Le patrimoine final comprend, quant à lui, tous les biens qui appartiennent à l'époux au jour de la dissolution du régime, y compris, le cas échéant, ceux dont il aurait disposé à cause de mort et sans en exclure les sommes dont il peut être créancier envers son conjoint (C. civ., art. 1572 N° Lexbase : L1658ABZ). Antérieurement à la loi du 23 décembre 1985 (loi n° 85-1372, relative à l'égalité des époux dans les régimes matrimoniaux et des parents dans la gestion des biens des enfants mineurs N° Lexbase : L9080HS4), ces biens étaient évalués d'après leur état et leur valeur au jour où le régime matrimonial était dissous. Aujourd'hui, l'évaluation des biens existants se fait d'après leur état au moment de la dissolution du régime et d'après leur valeur au jour de la liquidation de celui-ci (C. civ., art. 1574).
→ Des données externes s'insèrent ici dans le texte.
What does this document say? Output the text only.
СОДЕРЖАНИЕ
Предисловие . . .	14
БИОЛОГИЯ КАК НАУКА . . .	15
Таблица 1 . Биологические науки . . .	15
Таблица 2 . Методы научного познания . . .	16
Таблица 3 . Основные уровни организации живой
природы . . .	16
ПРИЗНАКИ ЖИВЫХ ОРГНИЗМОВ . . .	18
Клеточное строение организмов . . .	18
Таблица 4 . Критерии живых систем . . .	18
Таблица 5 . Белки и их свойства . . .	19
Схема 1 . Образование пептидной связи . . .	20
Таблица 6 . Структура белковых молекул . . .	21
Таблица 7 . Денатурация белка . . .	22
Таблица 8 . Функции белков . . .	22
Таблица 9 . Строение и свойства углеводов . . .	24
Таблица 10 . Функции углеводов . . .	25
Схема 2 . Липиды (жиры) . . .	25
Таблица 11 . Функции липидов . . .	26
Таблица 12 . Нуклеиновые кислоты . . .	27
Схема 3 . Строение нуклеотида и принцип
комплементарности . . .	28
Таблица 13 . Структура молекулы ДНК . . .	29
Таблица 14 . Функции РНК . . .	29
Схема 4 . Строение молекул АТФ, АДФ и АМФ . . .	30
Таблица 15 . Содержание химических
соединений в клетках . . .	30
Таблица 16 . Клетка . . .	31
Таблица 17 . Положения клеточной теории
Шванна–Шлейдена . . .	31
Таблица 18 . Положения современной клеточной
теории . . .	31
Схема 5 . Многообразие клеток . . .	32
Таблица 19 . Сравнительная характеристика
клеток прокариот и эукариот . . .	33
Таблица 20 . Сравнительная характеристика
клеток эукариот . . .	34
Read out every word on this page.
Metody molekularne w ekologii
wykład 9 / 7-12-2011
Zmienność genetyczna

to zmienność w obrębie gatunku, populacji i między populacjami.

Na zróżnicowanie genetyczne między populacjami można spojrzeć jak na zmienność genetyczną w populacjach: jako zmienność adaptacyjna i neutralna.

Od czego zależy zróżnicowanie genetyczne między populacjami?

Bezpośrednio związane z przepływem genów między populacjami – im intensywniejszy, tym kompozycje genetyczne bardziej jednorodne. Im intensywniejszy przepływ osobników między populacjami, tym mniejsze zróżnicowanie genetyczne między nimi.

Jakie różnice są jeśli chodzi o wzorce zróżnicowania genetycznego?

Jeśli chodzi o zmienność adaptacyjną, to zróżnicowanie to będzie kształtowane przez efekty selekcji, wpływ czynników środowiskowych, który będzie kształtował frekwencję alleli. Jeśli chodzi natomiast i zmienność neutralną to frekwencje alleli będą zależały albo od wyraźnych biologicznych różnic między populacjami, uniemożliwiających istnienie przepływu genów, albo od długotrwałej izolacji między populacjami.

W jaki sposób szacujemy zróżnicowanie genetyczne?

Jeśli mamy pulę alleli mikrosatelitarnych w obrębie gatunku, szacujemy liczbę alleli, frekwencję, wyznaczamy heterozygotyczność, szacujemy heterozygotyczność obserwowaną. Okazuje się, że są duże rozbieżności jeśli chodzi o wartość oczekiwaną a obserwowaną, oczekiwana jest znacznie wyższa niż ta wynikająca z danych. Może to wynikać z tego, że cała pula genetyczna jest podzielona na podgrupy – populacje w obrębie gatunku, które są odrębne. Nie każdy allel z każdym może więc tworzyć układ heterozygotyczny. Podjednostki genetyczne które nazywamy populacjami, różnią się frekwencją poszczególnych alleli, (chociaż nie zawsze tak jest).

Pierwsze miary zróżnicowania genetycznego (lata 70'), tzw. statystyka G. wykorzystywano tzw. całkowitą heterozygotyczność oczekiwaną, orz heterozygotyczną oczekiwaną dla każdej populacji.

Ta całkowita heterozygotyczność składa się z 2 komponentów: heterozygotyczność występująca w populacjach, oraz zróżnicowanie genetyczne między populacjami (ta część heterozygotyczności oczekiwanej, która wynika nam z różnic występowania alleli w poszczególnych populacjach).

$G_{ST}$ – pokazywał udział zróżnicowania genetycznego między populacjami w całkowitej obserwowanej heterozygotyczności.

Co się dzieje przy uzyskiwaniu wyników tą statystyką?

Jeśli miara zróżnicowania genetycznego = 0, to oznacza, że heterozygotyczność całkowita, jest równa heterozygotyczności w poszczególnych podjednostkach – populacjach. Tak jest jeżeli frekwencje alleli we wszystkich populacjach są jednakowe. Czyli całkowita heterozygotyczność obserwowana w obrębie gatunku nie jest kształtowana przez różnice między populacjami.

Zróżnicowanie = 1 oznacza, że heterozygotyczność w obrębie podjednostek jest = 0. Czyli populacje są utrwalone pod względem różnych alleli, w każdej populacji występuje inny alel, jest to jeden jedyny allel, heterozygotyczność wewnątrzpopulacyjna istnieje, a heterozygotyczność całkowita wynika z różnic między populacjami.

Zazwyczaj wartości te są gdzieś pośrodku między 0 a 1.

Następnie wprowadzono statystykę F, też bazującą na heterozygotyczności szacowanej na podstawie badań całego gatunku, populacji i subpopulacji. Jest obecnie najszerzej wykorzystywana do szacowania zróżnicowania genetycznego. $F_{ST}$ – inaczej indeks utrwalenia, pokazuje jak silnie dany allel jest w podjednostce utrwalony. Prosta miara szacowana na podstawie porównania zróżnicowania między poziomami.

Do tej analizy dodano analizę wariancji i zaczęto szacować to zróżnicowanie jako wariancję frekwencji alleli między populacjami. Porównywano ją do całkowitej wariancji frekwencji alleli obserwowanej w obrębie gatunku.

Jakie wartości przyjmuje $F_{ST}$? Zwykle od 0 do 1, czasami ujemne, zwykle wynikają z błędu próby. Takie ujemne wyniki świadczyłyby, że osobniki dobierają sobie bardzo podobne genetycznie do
Cette phase d'évaluation des biens originaires et existants, relativement complexe, connaît parfois l'intervention du juge auquel le législateur donne un pouvoir exceptionnel. Aux termes de l'article 1579 du Code civil, "si l'application des règles d'évaluation prévues par les articles 1571 et 1574 [...] devait conduire à un résultat manifestement contraire à l'équité, le tribunal pourrait y déroger à la demande de l'un des époux". Cette faculté nécessite donc une solution manifestement inéquitable démontrée par l'un des époux résultant de l'application des règles légales d'évaluation. Toutefois, pour que ce correctif judiciaire puisse jouer, encore convient-il de s'assurer qu'un tel dispositif est applicable.
En l'espèce, des époux mariés le 29 septembre 1979, sous le régime de la participation aux acquêts, avaient inséré dans leur contrat de mariage la stipulation suivante : "Patrimoine final : [...] - Estimation : Les biens qui existeront en nature au jour de la dissolution du régime seront estimés d'après leur valeur au jour de la liquidation (et non au jour de la dissolution comme le prévoit le Code civil) mais en tenant compte de leur état au jour de la liquidation". Les époux ayant divorcé le 19 décembre 1998, leur régime matrimonial dût être liquidé.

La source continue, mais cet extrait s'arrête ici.